A: Yes, you do. About the only person who doesn't need a business plan is someone who's not really going into business. You don't need a plan to start a hobby or to moonlight from your regular job. But if you're beginning or extending a venture that will consume substantial money, energy or time, and that you hope will be a full-time business, you should take the time to draft some kind of plan.

While it may sound intimidating, writing a business plan isn't really difficult. After all, a business plan is just a written description of your business's future. That's all there is to it-a document that describes what you plan to do and how you plan to do it. If you jot down a paragraph on the back of an envelope describing your business strategy, you've written a plan, or at least the germ of a plan.

So what do you need to include in your plan, and how do you put one together? Your plan should convey your business goals, the strategies you'll use to meet them, potential problems that may confront your business and ways to solve them, the organizational structure of your business (including job titles and responsibilities), and finally, the amount of capital required to finance your venture and keep it going until it breaks even.

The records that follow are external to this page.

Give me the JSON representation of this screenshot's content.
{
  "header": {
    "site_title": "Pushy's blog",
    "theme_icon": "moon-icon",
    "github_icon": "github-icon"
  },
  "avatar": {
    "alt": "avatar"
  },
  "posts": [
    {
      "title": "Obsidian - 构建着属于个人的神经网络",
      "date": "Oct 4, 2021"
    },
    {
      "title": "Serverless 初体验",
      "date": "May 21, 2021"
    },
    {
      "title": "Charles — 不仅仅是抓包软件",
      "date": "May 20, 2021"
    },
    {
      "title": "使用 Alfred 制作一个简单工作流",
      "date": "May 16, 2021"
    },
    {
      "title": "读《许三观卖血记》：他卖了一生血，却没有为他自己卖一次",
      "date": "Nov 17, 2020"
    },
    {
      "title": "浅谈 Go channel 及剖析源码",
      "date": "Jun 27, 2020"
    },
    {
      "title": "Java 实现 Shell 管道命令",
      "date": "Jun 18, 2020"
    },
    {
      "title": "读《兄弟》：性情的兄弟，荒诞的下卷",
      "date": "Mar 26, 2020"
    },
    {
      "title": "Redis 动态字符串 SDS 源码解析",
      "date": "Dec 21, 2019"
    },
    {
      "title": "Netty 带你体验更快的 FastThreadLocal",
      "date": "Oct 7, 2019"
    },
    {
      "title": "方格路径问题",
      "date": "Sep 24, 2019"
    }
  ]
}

There are three primary parts to a business plan. First is the business concept, where you talk about the industry, your business structure, your particular product or service, and how you plan to make your business a success.

The second is the marketplace section, where you describe and analyze potential customers: who and where they are, what makes them buy and so on. You should also describe the competition and how you'll position yourself to beat it.

Finally, the financial section contains your income and cash flow statement, balance sheet and other financial ratios, such as break-even analyses. This part may require help from your accountant and a good spreadsheet software program. It's a good idea to buy business plan software to help you prepare your plan. The software will prompt you, making it easy to "fill in the blanks."